We are all human, and we all have to share this planet together. We have to share this planet not only with each other, but with all forms of life and nature. We cannot allow the exploitation of other humans or the planet itself. We must find balance with each other, as a human species, as much as we must find a balance with nature. This is now and will probably forever be a source of discomfort, because it's extremely difficult to account for all humans, and all life, in a way that is non-exploitative. Personally, I don't necessarily believe that any radically environmentalist lifestyle (i.e. veganism, anti-materialism) is quite right, but they are necessary for the debate. The largest challenge of governance in the 21st century and onward surrounds how we can all inhabit the world together, not just as a group of humans, but as creatures on world that may not be able to sustain us.

Finally, if you are not willing to be an informed citizen, then you are willfully eroding your right to effectively participate in governance. Mindfulness of governance and one's role in governance, no matter how small, is the cornerstone of any cohesive society. This has been reiterated many times before in this piece so far, but it needs to be repeated. The heart of the matter is being mindful of your role. The most toxic pitfall of the current age is to be mindless within politics: to completely disregard and disengage with those who have opposing opinions, and instead only focus your efforts with those who have the exact same ideals as you.
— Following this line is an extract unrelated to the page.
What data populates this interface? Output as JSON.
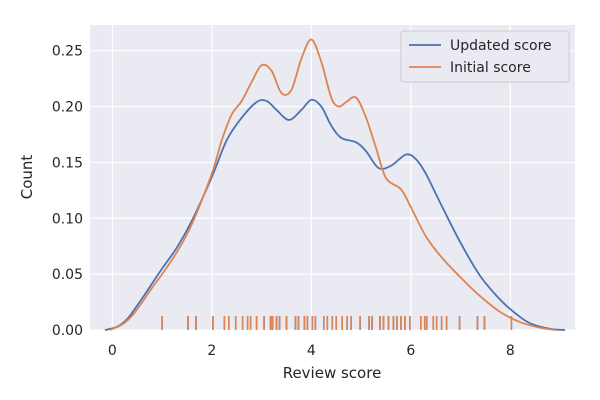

The destruction of governance will happen at the hands of those who are unwilling to see their lives through any other lens than the one they have blurred themselves within.

These are all ideas to balance with other ideas. Every point made here is in debate with an opposing perspective, and there is no right answer. How, then, do we measure the effectiveness (or goodness) of government? Is it the average happiness of its citizens? The approval of its citizens of the government? How effectively each citizen feels they are represented? The average wealth, health, or education of each citizen? A totalitarian communist government may have a citizenry that feels that they are wholly taken care of, healthy, intelligent, and represented; a republican democracy may have a citizenry that feels they are underrepresented, unemployed, and depressed. There is little to no inherent guarantee of anything within any distinct ideological system. These are all ideals that must be kept in balance.